The snow and wind are affecting the trees, though we don’t see it happening. Though they appear to be shut down against the weather, snug and warm, the truth is that they are taking it in. They stand open to the affliction, allowing it to penetrate them and make them into what they will be:

And each of them is inwardly a vault

Of jewels rigorous and free of fault,

Unglimpsed until in May it gently bears

A sudden crop of green-pronged solitaires.

Wilbur is here referencing the truth that apple trees need “chill hours,” a specific length of time during which they must endure cold temperatures. If the tree does not experience enough cold, it will not produce leaves or flowers, and therefore no fruit.

If these past few years haven’t been a chilling season for me, I’m not sure what would qualify.

I have returned to the passage in Romans 5 more than once, where Paul reminds his readers that “affliction produces endurance, endurance produces proven character, and proven character produces hope” (v. 3-4) The context around this passage is the Gospel, plain and simple. We have hope because we are justified and have peace with God; we hope in the glory of God.

But then, because he knows the truth personally, Paul goes on—” AND NOT ONLY THAT,” he seems to yell, not letting the readers leave it there—we can also boast in our sufferings. Paul knows that the Gospel has ramifications beyond the eternal—that God is present in our circumstances, remaking us inwardly. And frequently, the good Lord does this with the presence of suffering.

Dear Lord, isn’t there any other way I can develop proven character? Can’t my hope instead remain a theoretical thing, couched in comfort and pretty words? Instead, I am plodding along, putting one foot in front of the other, and feeling my way in the dark. This is the way of things.

I am determined to view this as a season, but there are some ways in which this is how life is now. My parents will not be returning to my earthly life. My children will not be little again. There are both things to mourn and things to celebrate. Each day has some of each, if we’re looking.
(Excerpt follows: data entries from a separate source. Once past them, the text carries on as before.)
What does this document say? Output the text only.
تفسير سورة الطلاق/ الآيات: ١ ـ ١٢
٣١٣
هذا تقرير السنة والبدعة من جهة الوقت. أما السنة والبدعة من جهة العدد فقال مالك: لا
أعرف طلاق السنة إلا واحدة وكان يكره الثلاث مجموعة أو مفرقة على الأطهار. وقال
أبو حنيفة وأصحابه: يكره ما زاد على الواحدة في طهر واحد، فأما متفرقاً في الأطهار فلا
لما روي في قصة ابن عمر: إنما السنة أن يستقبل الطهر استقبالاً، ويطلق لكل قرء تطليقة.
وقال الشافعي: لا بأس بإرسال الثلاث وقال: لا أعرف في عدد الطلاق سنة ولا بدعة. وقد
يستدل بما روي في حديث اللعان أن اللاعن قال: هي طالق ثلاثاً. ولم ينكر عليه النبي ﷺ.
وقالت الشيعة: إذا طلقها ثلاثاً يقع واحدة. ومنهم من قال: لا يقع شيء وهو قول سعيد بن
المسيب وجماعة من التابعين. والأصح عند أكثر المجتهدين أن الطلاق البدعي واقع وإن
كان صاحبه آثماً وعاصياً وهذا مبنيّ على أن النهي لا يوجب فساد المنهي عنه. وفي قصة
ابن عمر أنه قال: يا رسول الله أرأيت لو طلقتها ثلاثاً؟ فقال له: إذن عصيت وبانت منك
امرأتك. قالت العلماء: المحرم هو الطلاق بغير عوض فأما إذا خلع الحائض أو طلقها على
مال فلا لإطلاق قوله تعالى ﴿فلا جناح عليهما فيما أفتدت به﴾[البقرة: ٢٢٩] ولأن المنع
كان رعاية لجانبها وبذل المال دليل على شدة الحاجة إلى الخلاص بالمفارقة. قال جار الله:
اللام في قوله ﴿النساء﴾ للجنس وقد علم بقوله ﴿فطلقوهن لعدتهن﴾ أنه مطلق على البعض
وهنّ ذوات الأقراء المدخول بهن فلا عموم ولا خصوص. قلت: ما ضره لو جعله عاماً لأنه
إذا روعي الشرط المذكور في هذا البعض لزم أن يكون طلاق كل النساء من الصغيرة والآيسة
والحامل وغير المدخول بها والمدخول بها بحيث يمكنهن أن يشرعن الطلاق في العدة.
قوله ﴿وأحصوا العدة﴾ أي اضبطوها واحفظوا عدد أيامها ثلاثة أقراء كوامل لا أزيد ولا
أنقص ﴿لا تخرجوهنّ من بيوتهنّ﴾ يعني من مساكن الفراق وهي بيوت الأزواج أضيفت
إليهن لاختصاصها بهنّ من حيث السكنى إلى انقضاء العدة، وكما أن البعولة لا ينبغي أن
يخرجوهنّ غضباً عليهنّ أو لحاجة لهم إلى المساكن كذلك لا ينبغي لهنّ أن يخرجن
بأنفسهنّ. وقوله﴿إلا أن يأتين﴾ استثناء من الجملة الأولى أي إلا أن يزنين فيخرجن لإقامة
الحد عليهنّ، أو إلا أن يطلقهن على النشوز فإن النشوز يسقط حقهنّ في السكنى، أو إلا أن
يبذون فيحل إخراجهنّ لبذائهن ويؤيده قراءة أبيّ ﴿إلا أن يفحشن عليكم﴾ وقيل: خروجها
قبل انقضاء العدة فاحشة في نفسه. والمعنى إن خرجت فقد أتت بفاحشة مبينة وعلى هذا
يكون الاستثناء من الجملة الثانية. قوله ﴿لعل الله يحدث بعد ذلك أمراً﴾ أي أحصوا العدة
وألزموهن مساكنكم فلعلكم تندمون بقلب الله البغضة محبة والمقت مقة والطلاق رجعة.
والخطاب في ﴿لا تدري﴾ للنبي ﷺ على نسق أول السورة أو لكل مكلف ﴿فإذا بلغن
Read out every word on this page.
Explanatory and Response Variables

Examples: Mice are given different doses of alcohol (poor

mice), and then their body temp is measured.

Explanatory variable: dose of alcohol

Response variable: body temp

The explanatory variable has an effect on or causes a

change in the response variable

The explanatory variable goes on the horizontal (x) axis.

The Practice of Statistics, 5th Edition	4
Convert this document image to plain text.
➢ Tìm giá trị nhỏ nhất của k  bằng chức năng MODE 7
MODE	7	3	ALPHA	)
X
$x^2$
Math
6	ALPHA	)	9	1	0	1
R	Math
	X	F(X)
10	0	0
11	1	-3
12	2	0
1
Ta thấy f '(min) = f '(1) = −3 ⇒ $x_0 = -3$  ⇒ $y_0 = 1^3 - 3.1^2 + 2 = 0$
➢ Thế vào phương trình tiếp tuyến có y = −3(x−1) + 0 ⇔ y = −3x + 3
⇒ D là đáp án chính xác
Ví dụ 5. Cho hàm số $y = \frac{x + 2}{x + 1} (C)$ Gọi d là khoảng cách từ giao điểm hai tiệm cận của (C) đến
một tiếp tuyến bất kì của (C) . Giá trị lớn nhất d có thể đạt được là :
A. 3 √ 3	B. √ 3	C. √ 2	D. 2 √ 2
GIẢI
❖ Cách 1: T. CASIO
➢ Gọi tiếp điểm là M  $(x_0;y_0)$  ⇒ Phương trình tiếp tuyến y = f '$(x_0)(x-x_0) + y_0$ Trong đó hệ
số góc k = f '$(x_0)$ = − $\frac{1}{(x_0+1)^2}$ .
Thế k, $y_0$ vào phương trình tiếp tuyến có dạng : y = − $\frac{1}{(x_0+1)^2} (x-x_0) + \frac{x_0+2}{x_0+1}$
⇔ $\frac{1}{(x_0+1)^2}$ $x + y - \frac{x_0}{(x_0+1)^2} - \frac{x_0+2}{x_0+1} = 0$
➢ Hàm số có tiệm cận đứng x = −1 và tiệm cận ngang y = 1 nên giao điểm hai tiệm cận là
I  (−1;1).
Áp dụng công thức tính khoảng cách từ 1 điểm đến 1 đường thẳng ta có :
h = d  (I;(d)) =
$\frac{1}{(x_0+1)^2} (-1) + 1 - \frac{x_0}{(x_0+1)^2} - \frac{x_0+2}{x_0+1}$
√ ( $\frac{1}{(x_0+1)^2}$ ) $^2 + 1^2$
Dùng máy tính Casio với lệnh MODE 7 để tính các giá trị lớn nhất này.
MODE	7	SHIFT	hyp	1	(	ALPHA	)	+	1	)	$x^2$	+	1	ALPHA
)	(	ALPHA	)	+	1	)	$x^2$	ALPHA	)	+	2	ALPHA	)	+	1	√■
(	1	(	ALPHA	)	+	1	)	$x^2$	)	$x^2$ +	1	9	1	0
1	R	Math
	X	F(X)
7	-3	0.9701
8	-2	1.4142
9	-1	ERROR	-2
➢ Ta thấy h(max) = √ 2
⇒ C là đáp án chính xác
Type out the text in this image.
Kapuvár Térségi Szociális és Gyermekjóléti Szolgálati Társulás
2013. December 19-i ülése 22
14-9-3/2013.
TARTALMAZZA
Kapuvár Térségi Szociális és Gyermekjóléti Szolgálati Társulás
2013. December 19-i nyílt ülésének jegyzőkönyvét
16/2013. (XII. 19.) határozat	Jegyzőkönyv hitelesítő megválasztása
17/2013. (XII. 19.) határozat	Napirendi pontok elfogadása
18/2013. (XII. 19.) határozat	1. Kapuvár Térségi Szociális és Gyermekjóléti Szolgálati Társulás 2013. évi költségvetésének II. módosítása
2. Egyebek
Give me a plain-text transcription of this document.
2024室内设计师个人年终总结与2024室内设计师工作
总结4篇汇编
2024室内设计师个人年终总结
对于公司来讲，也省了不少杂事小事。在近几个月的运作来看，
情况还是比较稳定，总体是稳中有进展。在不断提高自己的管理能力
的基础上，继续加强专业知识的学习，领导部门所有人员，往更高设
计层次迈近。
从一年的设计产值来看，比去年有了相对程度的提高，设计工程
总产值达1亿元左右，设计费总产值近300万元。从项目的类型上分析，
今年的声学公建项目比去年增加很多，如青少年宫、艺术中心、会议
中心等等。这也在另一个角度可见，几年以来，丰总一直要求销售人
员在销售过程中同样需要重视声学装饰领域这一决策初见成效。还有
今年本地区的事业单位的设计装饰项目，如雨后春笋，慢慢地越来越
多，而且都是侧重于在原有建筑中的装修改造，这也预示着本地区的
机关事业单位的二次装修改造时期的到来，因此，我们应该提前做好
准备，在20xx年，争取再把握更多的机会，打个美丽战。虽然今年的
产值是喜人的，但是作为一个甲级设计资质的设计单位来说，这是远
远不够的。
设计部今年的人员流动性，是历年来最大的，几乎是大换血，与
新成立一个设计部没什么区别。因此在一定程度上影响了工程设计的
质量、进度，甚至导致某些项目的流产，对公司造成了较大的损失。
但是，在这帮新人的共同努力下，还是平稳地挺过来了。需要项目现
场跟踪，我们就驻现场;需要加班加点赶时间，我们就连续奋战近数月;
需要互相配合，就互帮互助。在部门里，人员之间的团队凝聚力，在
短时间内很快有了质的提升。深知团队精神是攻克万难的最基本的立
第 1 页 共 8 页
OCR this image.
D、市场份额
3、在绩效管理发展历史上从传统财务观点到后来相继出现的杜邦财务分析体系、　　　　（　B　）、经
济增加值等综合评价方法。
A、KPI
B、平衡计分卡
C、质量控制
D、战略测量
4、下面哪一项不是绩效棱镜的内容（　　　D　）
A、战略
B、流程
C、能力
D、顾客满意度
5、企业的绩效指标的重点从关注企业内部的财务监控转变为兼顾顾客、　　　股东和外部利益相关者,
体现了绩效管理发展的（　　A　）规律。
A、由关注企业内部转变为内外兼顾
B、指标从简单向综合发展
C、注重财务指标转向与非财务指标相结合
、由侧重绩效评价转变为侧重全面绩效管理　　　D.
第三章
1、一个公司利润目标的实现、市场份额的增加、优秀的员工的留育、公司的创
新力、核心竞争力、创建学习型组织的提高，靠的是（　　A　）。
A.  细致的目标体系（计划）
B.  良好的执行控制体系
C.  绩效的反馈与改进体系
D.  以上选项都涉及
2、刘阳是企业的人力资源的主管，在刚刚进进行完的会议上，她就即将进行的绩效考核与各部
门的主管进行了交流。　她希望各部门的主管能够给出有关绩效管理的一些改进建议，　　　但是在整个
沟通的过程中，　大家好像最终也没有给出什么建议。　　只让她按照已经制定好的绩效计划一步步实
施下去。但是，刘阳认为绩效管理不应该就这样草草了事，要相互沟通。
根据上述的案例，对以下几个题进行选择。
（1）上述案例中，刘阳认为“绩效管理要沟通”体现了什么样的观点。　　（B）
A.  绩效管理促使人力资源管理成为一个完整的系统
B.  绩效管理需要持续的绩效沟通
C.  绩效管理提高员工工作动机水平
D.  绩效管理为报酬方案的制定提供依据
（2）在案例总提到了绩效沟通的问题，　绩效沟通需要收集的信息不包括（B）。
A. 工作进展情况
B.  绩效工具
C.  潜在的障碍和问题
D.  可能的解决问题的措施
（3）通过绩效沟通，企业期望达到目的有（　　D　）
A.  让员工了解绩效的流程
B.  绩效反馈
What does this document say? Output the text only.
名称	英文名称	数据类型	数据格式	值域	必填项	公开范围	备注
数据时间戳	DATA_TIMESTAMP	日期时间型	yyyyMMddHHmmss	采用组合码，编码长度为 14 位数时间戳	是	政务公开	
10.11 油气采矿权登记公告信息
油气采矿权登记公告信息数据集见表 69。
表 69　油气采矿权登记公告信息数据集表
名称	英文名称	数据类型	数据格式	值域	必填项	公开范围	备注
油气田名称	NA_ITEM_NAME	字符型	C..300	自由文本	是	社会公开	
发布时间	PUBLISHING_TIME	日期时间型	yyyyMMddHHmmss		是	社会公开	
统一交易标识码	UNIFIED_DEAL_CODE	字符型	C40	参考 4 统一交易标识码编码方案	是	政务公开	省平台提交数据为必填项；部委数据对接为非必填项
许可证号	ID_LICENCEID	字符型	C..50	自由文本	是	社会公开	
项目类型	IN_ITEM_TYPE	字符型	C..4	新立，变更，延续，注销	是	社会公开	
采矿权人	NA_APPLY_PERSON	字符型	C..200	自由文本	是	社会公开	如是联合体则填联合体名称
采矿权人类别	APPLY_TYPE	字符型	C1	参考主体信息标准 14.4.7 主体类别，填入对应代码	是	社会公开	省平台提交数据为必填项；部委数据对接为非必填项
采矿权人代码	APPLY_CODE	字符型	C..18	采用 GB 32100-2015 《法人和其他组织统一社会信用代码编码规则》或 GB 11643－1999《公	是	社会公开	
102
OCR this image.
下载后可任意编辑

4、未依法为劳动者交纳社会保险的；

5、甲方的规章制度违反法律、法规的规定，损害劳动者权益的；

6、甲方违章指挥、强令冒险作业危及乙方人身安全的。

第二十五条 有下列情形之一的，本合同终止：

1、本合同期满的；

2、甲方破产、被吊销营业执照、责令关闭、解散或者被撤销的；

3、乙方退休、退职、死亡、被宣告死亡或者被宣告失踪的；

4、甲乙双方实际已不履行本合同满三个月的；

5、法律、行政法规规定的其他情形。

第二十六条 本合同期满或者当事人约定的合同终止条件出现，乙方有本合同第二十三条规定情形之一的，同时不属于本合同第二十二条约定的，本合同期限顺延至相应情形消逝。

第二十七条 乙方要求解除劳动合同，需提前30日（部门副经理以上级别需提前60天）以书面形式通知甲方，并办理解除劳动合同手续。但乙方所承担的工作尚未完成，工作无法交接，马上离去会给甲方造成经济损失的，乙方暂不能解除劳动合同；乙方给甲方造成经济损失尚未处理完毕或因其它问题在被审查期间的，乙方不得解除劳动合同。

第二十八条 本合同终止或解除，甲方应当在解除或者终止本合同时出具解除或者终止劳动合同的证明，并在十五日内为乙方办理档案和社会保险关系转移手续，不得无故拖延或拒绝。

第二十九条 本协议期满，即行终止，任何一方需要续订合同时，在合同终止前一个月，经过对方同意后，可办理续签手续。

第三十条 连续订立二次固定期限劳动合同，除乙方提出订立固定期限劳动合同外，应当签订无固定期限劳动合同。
One gardening extension website describes the emergence from the chilling hours as follows: “Growing-degree days accrue just like chilling hours and eventually lead to bud break once enough heat is accumulated.” Just as the cold is inevitable, so too is the warmth. It just takes time to collect.

It seems, then, that midlife may be the season for me when I finally welcome this as normal: seasons of chill and seasons of heat. Seasons of dormancy and seasons of bud break. To be sure, there has been plenty of “hunkering down,” as I think is appropriate. After all, the tree isn’t fruiting as it stands in the storm. “Dormant-season” people, those who are enduring the cold, need patient care from others: kindness, willingness to listen, and prayer.

As the seasons transpire, for now I have resolved to stand in the snow, feeling the fullness of the penetrating cold and snow— ”taking it in,” as Wilbur says of his orchard trees—awaiting the green.